Con drama en la silueta la mujercita avanza hacia el nudo de gritos.  Tiene la cadera embriagada, los muslos hechos primavera; está que arde y escupe botones por el pecho a cada respiro.  Emprende juguetona un crescendo chillón que a cualquier bestia derrota, y entonces campanea:

¡Es hora de florecer, mis dulces brotes!

Es hora de florecer, pero de blanco, mis criaturas. Los vulgares colores los llevaré yo que ya todo lo he perdido.  Fíjense cómo he cosido mi espalda de rojos tulipanes y de lilas para que ustedes las vean. Y de tanto vibrar ya me han crecido algunos árboles, con nidos y huevos.  Verán colibríes visitar mis planicies, coronaciones pequeñas, aplaudirán cuando la vida explote y se alimente.

Yo llevo la carga del sol impuro en mis espaldas, para que ustedes permanezcan albas, intactas, listas para algún día ser diamantes que la noche recoja.  Pero la palidez es obra de arduos sacrificios. No basta roer mármoles con el rostro contrito, confundirse con frías superficies, aprender a preguntar si algo está muerto. Hace falta entereza, pararse a un paso de la luz mostrando el pulso liso, el pulso quieto, el temporal olvido de las venas. ¡Qué bello!, ¡qué sutil el color de la vida huyendo de los cuerpos en delicadas poses!

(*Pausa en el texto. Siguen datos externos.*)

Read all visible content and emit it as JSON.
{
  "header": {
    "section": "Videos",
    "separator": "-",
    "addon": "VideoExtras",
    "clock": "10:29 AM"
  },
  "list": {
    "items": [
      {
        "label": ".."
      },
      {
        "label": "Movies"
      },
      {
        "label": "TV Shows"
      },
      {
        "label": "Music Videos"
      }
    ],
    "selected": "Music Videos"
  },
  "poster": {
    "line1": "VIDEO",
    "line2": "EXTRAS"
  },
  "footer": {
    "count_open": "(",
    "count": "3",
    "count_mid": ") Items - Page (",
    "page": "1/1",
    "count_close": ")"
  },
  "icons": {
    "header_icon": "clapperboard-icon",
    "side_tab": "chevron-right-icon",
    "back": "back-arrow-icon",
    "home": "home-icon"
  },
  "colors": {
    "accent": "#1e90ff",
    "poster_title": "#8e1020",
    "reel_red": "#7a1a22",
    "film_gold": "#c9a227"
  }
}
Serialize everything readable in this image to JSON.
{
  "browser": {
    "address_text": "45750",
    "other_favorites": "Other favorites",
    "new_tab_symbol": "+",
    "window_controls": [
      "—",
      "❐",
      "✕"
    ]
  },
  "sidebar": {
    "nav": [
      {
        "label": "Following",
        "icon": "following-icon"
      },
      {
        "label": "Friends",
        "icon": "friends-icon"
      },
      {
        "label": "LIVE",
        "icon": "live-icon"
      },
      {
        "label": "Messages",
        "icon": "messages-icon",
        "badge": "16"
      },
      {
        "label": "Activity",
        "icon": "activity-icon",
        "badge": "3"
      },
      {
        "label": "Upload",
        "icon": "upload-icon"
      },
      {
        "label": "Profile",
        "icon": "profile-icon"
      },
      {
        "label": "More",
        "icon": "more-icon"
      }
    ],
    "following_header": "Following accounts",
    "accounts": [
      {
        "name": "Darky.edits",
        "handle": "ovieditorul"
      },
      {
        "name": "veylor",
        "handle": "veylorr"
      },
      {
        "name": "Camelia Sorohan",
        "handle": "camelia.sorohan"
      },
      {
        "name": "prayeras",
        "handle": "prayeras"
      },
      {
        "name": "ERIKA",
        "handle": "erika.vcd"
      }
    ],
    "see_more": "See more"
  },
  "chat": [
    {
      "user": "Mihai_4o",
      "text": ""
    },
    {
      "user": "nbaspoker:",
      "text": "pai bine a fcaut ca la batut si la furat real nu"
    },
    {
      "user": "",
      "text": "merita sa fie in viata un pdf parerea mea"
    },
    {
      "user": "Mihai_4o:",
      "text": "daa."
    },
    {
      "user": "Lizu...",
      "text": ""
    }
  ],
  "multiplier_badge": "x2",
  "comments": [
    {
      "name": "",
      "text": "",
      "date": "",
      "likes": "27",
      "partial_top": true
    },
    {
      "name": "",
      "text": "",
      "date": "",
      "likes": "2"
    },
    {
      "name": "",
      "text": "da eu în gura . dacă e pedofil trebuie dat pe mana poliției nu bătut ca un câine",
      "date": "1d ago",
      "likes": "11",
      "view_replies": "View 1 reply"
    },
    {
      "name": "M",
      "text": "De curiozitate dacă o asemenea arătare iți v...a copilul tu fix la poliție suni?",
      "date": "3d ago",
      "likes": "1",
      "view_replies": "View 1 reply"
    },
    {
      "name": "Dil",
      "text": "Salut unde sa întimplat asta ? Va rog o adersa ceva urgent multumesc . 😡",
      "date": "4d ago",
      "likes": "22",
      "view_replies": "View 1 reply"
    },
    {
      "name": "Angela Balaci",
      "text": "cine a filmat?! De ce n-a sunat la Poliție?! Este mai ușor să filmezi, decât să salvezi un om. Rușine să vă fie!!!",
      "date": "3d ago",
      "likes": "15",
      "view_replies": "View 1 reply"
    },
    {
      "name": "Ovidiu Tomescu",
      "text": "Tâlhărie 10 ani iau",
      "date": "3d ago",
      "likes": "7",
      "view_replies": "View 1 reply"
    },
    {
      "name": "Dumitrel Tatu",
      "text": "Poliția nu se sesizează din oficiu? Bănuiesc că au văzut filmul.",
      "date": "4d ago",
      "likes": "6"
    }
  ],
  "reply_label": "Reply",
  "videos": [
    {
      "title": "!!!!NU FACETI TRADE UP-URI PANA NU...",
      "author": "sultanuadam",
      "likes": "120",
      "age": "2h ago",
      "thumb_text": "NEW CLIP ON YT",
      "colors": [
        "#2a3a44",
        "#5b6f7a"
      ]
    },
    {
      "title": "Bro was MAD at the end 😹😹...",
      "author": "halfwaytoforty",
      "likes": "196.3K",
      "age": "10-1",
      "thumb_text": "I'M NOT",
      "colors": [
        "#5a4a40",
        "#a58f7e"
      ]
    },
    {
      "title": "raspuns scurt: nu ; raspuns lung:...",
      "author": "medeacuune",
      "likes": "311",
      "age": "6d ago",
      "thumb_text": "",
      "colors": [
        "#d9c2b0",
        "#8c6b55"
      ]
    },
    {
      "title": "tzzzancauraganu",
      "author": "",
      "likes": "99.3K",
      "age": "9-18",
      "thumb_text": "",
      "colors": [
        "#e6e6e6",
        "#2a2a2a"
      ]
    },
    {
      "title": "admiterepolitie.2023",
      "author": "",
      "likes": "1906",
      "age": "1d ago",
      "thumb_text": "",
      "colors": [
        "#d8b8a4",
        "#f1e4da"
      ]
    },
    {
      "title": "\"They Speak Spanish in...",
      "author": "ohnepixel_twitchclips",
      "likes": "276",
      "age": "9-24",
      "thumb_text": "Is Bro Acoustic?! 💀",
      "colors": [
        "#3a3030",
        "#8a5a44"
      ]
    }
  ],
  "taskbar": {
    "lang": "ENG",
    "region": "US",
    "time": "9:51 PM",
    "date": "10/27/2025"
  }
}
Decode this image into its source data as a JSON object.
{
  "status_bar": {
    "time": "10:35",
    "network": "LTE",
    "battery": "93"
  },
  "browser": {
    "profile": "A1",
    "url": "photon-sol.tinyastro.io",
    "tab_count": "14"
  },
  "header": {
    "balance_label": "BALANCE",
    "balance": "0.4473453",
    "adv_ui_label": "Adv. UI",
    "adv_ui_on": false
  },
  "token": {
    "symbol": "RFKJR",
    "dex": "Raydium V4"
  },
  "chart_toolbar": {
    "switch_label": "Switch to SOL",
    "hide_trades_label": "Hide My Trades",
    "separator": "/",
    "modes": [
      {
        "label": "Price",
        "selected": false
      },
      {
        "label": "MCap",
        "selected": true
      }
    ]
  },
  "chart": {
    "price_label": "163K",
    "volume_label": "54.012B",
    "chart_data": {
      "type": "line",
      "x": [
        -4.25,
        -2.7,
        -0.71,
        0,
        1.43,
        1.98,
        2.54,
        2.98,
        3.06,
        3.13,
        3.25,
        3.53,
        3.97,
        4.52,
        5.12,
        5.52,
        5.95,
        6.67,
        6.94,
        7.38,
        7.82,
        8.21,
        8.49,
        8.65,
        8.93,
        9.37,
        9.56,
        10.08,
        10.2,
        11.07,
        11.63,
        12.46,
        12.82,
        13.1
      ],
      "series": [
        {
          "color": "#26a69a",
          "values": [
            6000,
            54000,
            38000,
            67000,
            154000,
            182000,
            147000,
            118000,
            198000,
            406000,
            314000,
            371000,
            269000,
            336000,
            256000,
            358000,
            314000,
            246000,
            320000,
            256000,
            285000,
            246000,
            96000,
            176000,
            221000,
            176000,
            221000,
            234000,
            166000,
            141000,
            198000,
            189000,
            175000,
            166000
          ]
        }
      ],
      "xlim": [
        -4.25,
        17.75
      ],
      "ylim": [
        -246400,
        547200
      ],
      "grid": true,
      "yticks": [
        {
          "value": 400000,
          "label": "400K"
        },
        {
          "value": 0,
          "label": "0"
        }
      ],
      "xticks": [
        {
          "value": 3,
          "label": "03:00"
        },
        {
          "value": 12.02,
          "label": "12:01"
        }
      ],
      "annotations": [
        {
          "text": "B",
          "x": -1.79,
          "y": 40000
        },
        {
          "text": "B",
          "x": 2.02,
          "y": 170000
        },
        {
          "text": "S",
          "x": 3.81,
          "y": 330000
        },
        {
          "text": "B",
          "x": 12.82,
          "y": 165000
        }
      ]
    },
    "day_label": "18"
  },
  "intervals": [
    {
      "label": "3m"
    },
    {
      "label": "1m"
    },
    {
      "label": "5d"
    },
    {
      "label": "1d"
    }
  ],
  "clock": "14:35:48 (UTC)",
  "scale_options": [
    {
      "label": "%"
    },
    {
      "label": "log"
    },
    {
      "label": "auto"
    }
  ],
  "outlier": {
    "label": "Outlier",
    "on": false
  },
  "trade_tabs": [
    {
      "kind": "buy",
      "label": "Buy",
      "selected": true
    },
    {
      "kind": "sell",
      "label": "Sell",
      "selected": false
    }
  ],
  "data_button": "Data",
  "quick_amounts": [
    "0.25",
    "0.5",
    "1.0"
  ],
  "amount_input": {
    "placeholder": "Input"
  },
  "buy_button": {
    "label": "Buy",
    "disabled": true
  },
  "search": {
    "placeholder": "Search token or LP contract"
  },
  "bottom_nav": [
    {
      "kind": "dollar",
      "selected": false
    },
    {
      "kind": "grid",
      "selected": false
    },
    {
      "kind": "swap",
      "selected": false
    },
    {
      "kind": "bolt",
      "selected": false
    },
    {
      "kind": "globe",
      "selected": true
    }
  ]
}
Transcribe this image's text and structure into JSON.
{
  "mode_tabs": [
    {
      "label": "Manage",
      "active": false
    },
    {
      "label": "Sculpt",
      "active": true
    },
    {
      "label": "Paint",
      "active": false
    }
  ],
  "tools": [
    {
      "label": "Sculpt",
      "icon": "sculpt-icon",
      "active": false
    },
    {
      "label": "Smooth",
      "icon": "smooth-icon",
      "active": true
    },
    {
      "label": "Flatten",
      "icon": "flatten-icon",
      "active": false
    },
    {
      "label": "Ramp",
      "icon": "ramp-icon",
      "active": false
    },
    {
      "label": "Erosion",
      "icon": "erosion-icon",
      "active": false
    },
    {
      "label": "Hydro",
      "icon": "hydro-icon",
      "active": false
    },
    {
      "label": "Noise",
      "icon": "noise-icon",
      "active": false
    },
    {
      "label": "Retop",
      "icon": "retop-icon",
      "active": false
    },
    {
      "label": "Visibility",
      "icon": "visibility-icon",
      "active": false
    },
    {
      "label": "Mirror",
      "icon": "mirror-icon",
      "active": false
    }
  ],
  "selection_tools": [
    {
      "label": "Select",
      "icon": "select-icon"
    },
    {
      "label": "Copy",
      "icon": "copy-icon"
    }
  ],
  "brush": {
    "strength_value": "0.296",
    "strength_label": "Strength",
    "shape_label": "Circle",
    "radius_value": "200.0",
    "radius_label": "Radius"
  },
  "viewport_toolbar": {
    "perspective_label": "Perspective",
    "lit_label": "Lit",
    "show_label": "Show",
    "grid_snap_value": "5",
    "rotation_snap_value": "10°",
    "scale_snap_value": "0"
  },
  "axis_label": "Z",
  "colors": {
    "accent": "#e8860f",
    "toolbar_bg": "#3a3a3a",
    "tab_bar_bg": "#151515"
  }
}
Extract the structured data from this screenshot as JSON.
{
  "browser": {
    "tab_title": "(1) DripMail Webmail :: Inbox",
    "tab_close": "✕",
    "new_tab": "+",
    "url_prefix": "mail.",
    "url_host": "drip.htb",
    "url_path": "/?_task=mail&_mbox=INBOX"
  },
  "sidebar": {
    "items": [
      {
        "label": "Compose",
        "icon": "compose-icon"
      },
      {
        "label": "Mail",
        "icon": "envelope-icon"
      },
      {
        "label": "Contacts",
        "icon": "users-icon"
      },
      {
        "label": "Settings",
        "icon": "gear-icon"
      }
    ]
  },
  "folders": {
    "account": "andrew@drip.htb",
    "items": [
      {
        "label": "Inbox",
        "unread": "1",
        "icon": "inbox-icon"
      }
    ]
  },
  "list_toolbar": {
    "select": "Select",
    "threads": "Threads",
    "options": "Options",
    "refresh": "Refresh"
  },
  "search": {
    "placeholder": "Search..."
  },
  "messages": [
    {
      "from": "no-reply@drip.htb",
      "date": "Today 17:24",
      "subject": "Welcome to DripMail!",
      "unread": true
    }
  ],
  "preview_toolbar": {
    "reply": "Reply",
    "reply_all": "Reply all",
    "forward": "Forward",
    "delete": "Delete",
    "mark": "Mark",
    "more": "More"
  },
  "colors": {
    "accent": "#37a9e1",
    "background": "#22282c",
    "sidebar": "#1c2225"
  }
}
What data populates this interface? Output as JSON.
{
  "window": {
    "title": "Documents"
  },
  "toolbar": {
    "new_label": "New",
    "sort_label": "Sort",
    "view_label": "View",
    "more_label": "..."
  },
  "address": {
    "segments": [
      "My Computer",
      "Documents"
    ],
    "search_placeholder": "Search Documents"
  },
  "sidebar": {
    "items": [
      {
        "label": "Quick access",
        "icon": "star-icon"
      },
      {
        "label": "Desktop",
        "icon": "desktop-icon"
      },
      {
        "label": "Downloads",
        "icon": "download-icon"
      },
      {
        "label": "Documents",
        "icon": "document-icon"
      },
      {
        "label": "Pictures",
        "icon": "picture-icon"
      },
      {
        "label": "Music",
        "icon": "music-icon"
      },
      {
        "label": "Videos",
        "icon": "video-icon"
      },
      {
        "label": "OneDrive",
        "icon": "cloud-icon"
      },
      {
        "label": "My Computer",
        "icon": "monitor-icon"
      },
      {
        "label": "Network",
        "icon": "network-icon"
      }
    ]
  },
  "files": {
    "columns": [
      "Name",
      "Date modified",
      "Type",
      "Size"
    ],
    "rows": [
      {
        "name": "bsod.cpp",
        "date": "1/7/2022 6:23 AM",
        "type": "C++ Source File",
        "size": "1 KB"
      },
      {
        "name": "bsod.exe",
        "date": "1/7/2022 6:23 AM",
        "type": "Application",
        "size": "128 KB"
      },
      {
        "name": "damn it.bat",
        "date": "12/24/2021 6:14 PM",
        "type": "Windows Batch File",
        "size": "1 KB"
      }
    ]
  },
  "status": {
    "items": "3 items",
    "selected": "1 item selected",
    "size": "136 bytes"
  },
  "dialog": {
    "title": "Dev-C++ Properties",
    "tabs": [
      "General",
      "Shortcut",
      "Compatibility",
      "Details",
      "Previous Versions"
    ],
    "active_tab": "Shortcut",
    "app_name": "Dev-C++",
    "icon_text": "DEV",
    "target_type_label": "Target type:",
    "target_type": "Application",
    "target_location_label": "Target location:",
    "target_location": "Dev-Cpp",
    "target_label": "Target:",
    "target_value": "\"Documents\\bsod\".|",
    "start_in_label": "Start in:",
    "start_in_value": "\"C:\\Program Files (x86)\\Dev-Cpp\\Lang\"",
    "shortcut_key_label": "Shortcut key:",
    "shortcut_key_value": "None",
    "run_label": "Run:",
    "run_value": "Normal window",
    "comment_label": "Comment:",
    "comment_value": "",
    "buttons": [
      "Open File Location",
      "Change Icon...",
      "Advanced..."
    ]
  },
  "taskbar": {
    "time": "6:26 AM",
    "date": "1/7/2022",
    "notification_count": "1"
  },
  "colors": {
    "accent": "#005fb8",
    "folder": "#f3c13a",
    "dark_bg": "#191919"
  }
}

Ahora, desbandadas, quítense de una vez de la ventana que voy a clausurarla.  La sembraré de flores y de espinas.  Así la casa será nuestro palacio de pétalos,  nuestra larga noche fragante,  nuestra tumba en verano.

El salón oscuro es ahora una cueva japonesa.  La madre ha dispuesto pequeñas cascadas a lo largo, losas de piedra, un puentecillo curvo con bolas de bronce, un camino de faroles. Armada de un espino, dispersa a las niñas de su lucha y las enfila hacia la sombra. Sus mentes obedientes deben imaginar el resto del jardín, la caída de los árboles sobre el agua, los trinos de las aves, el brillo de las carpas que por falta de sol flotan ya muertas sobre la superficie.  Pero la vida bulle en ellas y no hay sombra que las aquiete, entonces la madre desespera. Les perfora los muslos con agujas inmensas, les cose los labios y los párpados, une brazos y piernas en pares desiguales, injerta varillas sin costura en sus frágiles espaldas, las reduce a una quietud de bambúes mutilados.

Calzadas con manojos de flores que aún sangran, agitan los pequeños pies para ahuyentar las moscas y posan con sus vestidos blancos en romántica escena.  La luz es tenue, cualquier pulso vacila, invade el salón un hálito denso. Hilillos de sangre marcan sobre el salón el paso del tiempo.  La madre observa su obra y suspira feliz, ha descubierto que la palidez esculpida en carnes inocentes luce tan bella como la muerte.